Jones pushed the narrative as well in an Aug. 19 article, headlined "CDC Director: 98 Percent of Monkeypox Cases Are Occurring in Men":

Health and Human Services Secretary Xavier Becerra on Thursday repeated something he's said before: "It's important that we all take monkeypox seriously, and it’s critical that we do all we can to keep this dangerous virus from spreading."

Becerra told a video conference that more than 60 jurisdictions have reported approximately 13,500 cases of monkeypox across the country," but given the demographics, most Americans are not at risk.

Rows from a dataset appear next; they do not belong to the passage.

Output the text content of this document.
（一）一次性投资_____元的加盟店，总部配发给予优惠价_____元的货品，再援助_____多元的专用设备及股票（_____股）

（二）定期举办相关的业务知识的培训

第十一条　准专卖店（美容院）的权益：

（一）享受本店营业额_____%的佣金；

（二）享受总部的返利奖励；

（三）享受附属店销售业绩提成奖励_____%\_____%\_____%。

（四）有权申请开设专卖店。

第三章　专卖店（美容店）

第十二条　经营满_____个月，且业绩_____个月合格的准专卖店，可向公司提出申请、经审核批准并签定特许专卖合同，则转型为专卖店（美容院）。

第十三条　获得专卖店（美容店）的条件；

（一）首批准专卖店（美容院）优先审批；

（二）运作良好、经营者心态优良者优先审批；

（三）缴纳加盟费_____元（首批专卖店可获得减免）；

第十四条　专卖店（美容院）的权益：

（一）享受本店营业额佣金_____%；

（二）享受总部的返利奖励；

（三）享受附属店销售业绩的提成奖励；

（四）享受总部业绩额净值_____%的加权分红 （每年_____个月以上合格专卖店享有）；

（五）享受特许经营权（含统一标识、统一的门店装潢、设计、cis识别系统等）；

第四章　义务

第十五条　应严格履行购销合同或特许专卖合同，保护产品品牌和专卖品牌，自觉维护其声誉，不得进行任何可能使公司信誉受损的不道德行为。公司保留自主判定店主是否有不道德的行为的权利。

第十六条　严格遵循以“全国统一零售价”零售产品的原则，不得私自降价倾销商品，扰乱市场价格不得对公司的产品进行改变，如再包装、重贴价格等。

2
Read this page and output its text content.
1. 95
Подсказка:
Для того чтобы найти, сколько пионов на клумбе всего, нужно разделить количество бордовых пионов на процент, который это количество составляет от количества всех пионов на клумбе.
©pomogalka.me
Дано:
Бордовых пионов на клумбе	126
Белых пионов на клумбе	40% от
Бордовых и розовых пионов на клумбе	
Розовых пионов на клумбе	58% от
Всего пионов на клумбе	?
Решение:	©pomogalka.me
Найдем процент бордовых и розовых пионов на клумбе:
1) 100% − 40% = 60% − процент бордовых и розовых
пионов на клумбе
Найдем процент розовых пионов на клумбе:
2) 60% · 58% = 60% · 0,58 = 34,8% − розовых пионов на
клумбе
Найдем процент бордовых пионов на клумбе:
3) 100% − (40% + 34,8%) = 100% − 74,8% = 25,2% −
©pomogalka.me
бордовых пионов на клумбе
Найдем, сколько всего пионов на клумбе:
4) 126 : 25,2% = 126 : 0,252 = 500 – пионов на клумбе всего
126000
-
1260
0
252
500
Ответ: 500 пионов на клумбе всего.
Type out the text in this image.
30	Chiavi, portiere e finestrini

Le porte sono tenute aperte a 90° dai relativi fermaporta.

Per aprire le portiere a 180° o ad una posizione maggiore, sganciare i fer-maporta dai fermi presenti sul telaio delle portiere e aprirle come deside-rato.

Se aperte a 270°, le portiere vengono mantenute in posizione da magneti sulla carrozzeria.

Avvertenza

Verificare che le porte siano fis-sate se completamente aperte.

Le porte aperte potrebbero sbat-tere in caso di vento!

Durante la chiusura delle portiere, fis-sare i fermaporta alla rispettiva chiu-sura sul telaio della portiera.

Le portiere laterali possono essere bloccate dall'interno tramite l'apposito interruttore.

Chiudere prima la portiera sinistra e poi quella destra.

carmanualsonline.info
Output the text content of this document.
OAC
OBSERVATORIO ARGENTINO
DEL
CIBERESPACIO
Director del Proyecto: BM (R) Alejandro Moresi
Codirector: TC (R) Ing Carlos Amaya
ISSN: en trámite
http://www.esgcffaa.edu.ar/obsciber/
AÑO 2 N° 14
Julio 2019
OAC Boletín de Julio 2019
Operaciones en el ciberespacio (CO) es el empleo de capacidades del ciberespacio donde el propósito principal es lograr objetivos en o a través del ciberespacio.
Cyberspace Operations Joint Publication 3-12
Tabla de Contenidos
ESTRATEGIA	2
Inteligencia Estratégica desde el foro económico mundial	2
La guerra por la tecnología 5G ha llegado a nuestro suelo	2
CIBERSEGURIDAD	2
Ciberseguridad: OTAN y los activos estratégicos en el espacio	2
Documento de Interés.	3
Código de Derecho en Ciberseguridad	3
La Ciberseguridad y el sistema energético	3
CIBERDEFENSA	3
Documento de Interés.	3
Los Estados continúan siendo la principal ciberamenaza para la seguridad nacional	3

CDC Director Rochelle Walensky told the same news conference, "As of August 17th, over 39,000 cases have been detected globally in 94 countries. Here in the United States, there have been over 13,500 cases of monkeypox identified across 49 states, as well as Washington, D.C., and Puerto Rico. 

"Monkeypox case data reported to CDC show that 98 percent of cases are occurring in men," she said.

After noting that the CDC "will publish 'a toolkit for health departments to assist with planning of these large events,' which are intended to attract people most at risk for monkeypox," she made sure to add that "According to a White House fact sheet, the "large events" envisioned by CDC must attract "gay, bisexual, and other men who have sex with men."

CNS loves portraying gay people as filthy and diseased.